排序归并-Sort Merge Join(SMJ):SMJ的思路是先排序,后归并。具体来说,就是参与Join的两张表先分别按照Join Key进行排序,然后使用两个独立的游标对排好序的两张表完成归并关联。开始时,内外表的游标都会先指向各自表的第一行记录,然后对比游标所在记录的Join Key。对比结果以及后续操作主要分为三种情况:
- 外表 Join Key 等于内表 Join Key,满足关联条件,把两边的数据记录拼接并输出,然后把外表的游标滑动到下一条记录
- 外表 Join Key 小于内表 Join Key,不满足关联条件,把外表的游标滑动到下一条记录
- 外表 Join Key 大于内表 Join Key,不满足关联条件,把内表的游标滑动到下一条记录
SMJ对排序的要求比较苛刻。
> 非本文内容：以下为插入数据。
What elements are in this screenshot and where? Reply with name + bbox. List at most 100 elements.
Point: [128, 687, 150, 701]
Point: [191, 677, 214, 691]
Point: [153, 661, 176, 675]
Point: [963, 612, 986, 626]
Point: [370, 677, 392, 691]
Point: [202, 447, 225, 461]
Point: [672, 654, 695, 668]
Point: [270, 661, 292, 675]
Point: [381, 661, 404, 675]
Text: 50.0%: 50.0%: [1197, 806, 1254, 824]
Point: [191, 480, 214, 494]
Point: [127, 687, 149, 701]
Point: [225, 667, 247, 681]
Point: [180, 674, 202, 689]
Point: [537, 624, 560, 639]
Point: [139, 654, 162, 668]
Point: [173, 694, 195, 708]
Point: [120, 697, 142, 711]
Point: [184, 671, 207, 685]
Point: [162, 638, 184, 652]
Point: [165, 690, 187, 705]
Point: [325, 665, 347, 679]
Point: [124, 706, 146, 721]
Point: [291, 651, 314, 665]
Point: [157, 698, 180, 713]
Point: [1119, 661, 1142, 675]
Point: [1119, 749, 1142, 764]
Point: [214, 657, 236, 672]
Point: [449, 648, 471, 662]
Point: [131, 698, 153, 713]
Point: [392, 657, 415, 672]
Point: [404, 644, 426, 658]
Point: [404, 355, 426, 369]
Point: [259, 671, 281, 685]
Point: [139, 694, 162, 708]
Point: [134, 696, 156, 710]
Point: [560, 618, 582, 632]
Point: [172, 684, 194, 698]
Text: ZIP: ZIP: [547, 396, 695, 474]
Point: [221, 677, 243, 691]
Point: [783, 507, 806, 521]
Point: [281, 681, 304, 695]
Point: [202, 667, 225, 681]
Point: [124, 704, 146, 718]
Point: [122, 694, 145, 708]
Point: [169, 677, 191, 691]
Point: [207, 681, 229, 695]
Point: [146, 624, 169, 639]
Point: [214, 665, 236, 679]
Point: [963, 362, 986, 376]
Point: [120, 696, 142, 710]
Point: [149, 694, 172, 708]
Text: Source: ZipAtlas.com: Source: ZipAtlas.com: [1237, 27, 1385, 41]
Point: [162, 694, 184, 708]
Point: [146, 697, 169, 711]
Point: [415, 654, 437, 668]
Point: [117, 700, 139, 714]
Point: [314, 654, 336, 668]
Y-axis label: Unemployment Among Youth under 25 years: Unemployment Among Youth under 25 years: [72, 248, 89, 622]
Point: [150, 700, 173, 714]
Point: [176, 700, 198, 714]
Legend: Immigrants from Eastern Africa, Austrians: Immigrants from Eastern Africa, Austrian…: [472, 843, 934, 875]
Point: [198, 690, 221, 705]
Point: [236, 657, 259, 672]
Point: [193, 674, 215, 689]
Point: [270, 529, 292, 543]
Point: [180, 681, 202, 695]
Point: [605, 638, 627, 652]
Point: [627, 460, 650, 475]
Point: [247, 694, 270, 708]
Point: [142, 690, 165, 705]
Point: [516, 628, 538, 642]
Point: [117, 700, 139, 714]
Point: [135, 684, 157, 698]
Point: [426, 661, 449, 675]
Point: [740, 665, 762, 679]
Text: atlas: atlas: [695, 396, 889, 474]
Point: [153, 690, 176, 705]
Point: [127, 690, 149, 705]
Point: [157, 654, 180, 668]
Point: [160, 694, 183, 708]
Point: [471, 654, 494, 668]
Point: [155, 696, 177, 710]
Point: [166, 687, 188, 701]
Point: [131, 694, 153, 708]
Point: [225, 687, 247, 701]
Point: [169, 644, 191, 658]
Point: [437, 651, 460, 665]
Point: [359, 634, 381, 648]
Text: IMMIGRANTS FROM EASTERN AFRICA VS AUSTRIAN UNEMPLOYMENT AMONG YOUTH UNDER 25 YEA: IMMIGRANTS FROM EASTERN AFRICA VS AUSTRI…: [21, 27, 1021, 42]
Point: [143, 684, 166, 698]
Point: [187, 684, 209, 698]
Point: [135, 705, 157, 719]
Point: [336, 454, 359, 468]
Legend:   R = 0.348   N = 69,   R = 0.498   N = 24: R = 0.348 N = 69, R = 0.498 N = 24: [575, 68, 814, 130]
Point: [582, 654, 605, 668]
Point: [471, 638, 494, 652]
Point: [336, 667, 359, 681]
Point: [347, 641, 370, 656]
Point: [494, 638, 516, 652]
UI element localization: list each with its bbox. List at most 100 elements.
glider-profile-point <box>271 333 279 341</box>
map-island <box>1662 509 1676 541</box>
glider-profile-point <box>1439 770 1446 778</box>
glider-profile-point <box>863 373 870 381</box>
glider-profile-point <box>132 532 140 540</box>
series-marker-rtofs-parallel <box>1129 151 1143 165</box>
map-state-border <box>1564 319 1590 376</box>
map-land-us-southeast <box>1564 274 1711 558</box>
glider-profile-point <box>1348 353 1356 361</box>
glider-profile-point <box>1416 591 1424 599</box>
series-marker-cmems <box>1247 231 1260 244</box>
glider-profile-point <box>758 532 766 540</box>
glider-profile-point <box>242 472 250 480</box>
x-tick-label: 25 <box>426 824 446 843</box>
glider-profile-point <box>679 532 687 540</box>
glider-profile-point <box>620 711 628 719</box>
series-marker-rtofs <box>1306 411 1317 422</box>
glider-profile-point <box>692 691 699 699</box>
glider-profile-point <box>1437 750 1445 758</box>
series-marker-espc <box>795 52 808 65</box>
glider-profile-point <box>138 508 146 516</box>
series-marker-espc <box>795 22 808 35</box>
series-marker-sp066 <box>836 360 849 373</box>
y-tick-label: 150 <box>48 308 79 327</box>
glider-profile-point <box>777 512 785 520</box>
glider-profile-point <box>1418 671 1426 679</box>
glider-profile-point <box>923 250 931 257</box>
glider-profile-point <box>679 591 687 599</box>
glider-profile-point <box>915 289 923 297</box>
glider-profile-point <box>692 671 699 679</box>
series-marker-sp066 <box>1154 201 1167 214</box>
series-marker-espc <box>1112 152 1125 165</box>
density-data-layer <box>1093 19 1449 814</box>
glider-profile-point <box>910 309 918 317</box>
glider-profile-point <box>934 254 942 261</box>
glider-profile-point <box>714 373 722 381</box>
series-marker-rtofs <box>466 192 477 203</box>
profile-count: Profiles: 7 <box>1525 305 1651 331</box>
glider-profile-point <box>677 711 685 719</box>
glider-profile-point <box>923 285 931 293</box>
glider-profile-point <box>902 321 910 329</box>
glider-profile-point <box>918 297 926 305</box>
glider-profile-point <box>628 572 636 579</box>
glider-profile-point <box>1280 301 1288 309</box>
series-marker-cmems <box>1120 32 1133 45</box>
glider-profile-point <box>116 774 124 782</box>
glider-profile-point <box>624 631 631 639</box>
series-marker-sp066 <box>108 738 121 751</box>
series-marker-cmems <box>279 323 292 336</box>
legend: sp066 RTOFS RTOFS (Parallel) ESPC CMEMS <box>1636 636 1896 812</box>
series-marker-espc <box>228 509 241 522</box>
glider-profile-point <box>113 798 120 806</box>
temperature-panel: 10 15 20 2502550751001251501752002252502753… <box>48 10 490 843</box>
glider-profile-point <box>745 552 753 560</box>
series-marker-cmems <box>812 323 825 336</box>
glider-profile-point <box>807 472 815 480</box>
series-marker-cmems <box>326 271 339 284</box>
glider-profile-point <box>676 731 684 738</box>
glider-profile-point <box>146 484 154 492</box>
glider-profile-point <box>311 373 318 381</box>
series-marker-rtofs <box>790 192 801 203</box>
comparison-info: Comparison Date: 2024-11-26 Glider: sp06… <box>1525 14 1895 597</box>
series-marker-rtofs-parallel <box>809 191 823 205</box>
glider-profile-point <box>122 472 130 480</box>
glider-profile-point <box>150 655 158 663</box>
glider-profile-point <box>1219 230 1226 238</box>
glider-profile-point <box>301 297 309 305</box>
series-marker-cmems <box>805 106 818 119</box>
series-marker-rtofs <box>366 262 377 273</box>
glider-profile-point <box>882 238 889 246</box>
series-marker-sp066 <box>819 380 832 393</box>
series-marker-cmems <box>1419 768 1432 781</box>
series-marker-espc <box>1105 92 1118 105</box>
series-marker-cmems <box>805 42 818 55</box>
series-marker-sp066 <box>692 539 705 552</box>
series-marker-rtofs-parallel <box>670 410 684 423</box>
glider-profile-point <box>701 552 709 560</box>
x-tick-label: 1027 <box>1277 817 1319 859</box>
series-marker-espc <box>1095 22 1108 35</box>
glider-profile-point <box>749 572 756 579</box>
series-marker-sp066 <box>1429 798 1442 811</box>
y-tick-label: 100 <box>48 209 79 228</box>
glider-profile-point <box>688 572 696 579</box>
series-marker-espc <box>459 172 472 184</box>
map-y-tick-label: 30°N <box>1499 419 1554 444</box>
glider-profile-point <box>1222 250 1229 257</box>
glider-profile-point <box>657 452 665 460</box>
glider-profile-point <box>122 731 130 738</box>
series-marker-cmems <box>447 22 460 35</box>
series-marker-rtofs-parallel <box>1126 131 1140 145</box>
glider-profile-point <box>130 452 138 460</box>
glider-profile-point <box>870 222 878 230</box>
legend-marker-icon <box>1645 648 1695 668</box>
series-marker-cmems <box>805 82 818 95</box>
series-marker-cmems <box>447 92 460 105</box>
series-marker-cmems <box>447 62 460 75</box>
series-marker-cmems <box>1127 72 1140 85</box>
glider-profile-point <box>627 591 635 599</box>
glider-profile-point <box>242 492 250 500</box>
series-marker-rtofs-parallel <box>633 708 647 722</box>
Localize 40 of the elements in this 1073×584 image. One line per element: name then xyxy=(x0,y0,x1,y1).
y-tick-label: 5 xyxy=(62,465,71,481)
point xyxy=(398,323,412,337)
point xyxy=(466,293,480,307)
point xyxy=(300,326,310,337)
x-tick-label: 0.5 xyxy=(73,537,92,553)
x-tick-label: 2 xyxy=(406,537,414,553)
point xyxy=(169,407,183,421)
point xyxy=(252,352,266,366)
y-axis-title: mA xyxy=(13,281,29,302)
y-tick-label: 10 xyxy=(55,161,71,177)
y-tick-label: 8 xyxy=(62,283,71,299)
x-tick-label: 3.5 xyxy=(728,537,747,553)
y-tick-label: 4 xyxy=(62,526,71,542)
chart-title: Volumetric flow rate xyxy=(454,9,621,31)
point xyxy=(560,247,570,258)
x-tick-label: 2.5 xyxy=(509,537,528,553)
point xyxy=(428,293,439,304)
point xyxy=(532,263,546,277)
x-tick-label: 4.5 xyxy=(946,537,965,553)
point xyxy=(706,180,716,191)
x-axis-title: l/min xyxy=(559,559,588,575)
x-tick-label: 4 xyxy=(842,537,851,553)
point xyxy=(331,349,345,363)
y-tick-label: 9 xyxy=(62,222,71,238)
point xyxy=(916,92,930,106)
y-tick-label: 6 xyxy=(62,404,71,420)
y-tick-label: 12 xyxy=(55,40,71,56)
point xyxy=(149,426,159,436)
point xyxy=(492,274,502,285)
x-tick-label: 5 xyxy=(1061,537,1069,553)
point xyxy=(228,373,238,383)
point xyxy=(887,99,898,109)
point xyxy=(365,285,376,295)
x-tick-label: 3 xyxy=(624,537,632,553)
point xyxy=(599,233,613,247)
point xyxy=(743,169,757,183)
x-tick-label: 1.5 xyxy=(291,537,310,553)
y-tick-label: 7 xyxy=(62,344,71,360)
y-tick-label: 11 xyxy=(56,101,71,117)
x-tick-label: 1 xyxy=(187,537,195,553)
其能具有线性的时间复杂度,仰仗的是两张表已经事先排好序。而排序在大数据领域本身就是一项非常耗时的操作。由于SMJ中内表按Join Key升序排序,且扫描的起始位置为游标所在位置,因此,SMJ算法的时间复杂度是O(M+N)。
哈希-Hash Join(HJ):HJ的设计初衷:借助Hash Map,把内表扫描的时间复杂度降低至O(1)。具体做法:基于内表,根据给定的Hash函数构建哈希表。Hash表中的Key是Join Key应用哈希函数只有的哈希值。然后基于外表中的每一条数据,先使用同样的哈希函数以动态的方式计算Join Key的哈希值,用计算得到的哈希值去查询创建的哈希表。如果查询失败,说明外表中的这条记录与内表中的记录不存在关联关系;如果查询成功,就把两边的记录进行拼接输出。HJ算法的时间复杂度O(M)。
2、Spark中的Join策略-JoinSelection
在 Spark 的物理计划(physical plan)阶段,Spark 的 JoinSelection 类会根据以下几种条件来选择最终的 Join 策略(join strategies):
- Join hints 策略
- Join 表的大小
- Join 是否等值
- 以及参与 Join 的 key 是否可以排序等
当前 Spark(Apache Spark 3.0)一共支持五种 Join 策略:
2.1 Broadcast Hash Join (BHJ)
基本原理(过程):
- 将小表从各Executor端Collect到Driver端;
- Driver端调用sparkContext.broadcast将表数据广播到计算的executor端;
- 在Executor端将广播的表加载到内存中,大表数据和内存中的Hash小表进行Join。
使用条件与特点:
- 仅支持等值连接,join key不需要排序。
- 支持除了全外连接(full outer joins)之外的所有join类型。
- Broadcast Hash Join相比其他的JOIN机制而言,效率更高。但是,Broadcast Hash Join属于网络密集型的操作(数据冗余传输),除此之外,需要在Driver端缓存数据,所以当小表的数据量较大时,会出现OOM的情况。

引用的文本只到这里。